Postcardwall is a project inspired by Hill’s collection of artists’ postcards from galleries and museums across the world. In 2009, she began a blog to remember each one, using words to create further windows into every artwork. Featured postcards come from large institutions to smaller galleries and graduate shows, constructing an online platform for all kinds of art. Building a far-reaching wall of visual memory, Postcardwall celebrates works from temporary displays as well as permanent exhibitions; often of artworks from private collections, or those that are rarely seen, the postcards are snap-shots of our ever-growing art world, each made more accessible by Hill’s evocative text. Collectively, there are over 70,000 words about art on Postcardwall and each postcard is categorised by century. With a search bar that brings up artists, titles or even the mention of a medium or subject, Postcardwall acts as an archive that documents and elaborates on works of art that have been re-produced as a means to be shared. Postcards are an accessible way of understanding and examining a work of art; people take them home, put them on their fridge or mantelpiece and become attached – and it is this ease of acquaintance that Hill aims to capture with Postcardwall.

Exhibited, Postcardwall is a show about art and words, with each postcard displayed alongside its accompanying text. Browsing becomes a chance to remember, as well as to discover, artists both past and present. The postcards jog memories of visiting exhibitions, trips or holidays; the power of the image to take one back to a time of visiting the original work of art is incredible. With all the postcards bought, received and cherished by Hill, the collection is also an intriguing insight into art as experienced by one person in the twenty-first century. The year of the postcard will be the first time the collection is exhibited in selections, rather than in its entirety in number order, and will reveal the postcards’ ability to explore themes, trends or ideas.

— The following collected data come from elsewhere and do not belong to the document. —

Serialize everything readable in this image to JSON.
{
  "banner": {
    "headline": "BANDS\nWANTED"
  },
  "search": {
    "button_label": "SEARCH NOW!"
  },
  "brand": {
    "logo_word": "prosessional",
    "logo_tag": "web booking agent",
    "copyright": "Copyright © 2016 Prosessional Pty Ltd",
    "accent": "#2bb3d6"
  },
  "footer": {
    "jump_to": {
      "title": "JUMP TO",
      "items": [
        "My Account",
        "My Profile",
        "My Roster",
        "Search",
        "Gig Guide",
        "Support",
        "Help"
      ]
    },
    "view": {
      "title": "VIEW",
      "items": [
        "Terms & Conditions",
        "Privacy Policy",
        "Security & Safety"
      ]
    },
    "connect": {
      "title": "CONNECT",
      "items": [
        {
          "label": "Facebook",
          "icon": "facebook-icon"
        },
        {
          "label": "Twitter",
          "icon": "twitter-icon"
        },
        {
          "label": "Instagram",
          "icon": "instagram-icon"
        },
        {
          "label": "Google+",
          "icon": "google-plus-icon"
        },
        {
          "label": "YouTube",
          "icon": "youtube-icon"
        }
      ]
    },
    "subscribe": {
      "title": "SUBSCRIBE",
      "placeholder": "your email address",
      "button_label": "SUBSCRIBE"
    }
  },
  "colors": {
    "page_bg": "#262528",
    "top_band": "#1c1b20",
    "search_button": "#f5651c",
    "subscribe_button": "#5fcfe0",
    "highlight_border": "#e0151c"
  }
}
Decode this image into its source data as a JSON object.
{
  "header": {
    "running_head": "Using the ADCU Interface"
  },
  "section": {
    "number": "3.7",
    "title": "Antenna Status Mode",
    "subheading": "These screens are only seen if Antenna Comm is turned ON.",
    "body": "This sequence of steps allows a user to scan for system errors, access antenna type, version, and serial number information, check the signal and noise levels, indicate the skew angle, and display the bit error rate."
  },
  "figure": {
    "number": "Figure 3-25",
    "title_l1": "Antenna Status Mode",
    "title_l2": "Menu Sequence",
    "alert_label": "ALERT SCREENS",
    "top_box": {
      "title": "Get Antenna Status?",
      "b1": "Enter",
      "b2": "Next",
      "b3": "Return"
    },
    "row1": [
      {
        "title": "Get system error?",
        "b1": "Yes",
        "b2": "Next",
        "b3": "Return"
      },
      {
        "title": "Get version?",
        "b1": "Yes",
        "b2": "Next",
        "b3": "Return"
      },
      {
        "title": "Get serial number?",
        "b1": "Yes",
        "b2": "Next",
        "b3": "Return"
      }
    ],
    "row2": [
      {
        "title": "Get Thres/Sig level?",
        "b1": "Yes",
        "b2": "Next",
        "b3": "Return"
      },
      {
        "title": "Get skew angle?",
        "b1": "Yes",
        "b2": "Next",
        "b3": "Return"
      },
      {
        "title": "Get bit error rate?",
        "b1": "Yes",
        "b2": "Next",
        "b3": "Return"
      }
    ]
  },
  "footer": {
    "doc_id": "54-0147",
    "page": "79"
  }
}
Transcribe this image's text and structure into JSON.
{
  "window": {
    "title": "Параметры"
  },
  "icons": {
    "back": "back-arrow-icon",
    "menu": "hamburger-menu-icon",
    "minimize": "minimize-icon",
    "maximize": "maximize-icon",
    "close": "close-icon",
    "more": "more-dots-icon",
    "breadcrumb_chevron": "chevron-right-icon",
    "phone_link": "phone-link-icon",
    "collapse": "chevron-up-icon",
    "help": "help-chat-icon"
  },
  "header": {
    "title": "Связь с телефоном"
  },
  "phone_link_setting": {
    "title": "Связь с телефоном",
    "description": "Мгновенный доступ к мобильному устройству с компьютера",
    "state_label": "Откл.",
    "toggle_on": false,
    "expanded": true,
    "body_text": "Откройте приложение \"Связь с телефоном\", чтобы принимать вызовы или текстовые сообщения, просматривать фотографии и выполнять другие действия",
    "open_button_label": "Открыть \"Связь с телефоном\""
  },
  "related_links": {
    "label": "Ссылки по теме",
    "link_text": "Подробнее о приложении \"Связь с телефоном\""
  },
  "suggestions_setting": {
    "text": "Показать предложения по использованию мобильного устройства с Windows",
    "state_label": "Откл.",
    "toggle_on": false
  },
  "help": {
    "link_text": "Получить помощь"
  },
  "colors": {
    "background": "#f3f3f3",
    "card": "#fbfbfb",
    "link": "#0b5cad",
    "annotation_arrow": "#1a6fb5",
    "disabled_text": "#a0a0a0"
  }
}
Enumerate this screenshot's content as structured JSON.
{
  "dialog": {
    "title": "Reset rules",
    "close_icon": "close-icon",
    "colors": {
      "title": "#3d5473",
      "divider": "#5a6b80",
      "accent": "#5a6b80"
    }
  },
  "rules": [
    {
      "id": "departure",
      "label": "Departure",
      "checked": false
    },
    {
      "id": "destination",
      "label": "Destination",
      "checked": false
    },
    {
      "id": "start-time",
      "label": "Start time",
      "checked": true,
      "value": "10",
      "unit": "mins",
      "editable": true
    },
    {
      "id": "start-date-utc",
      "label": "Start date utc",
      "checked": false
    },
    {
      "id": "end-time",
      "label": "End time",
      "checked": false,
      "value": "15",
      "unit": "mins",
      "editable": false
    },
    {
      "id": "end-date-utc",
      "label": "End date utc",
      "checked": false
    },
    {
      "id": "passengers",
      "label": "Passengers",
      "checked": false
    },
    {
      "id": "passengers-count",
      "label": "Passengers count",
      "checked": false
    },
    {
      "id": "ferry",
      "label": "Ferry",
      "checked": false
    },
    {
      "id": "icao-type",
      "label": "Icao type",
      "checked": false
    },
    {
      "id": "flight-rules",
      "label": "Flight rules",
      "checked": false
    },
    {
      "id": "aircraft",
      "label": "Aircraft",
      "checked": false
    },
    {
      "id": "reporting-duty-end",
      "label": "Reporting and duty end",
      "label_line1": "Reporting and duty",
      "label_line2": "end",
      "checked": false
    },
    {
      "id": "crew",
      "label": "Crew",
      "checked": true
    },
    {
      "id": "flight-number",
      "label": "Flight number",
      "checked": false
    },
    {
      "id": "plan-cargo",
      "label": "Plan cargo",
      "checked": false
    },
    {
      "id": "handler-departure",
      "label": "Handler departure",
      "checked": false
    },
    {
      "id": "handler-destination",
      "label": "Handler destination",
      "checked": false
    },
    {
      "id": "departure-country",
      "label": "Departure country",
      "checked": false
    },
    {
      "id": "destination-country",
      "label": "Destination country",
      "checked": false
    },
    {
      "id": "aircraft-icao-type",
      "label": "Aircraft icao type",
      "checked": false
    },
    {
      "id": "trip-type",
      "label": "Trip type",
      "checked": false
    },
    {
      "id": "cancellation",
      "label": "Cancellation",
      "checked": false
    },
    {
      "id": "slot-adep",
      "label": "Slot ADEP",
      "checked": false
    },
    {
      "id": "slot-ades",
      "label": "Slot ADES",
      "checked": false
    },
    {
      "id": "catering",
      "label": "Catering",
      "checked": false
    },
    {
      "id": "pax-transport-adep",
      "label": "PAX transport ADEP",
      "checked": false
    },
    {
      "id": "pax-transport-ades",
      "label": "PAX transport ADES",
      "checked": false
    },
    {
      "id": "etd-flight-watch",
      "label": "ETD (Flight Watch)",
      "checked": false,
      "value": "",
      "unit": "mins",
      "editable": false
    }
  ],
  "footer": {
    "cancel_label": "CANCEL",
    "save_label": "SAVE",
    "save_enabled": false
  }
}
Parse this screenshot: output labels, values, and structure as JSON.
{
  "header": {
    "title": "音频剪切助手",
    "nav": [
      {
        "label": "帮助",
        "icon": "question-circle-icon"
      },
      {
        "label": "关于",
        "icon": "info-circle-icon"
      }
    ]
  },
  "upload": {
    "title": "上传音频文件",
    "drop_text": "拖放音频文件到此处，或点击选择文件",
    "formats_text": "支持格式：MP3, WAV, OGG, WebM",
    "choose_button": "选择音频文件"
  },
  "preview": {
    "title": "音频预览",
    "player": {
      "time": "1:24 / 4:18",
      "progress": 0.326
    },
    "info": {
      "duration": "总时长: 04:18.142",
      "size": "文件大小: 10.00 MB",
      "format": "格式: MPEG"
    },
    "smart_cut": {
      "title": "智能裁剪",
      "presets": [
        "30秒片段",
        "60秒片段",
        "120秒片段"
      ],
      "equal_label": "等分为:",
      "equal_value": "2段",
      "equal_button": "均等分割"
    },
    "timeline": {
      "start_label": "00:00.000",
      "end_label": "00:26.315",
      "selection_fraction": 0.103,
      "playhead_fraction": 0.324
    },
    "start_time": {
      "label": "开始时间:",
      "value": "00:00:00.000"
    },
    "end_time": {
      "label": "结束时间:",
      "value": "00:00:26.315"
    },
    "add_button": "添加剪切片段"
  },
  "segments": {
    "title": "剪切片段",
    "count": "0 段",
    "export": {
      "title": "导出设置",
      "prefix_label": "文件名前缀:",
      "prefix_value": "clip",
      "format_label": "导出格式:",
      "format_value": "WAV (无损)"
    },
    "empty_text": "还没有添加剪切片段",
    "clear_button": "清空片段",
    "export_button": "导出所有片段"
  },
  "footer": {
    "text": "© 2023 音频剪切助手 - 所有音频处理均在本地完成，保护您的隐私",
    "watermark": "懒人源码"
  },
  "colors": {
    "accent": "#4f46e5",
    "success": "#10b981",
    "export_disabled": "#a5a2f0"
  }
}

Throughout 2015, medleys of the collection will appear in cafes and spaces all over London, culminating in an exhibition of all 365 in Stour Space, Hackney Wick for the month of September. The 365 exhibition will be accompanied by new artworks from a selection of contemporary featured postcard artists, showing the evolution of their work since. 2015 begins with postcards in Mario’s Café, Kentish Town and will pay homage to the café’s history, which opened as Tony’s in 1957 by Mario’s father, who had just emigrated to London from Italy. The postcards and their words will be hung around the themes of travel and movement, mirroring their artists’ trips across the world, often all for the sake of art.

Also looking to celebrate the excitement of receiving postcards (a growing rarity…), a postcard raffle is also planned for the new year; every entry will receive a postcard, the winning ones featuring an original work of art from a postcard artist. Postcardwall has partnered with artlyst over the year of the postcard, so follow both for news on events, announcements of pop-up exhibitions, and, of course, a postcard for every day of the year.
 
Anyone wondering what to start the year with? Answer’s on a postcard.

postcardwall @ Mario’s Café will on exhibition from 12 Jan to 13 Feb 2015 at 6 Kelly Street, London NW1 8PH; open Mon – Sat, 7.30am – 4pm.

365 @ Stour Space will be on exhibition from 4 – 28 September 2015 at 7 Roach Road, London E3 2PA; open Mon – Sun, 9am – 5pm.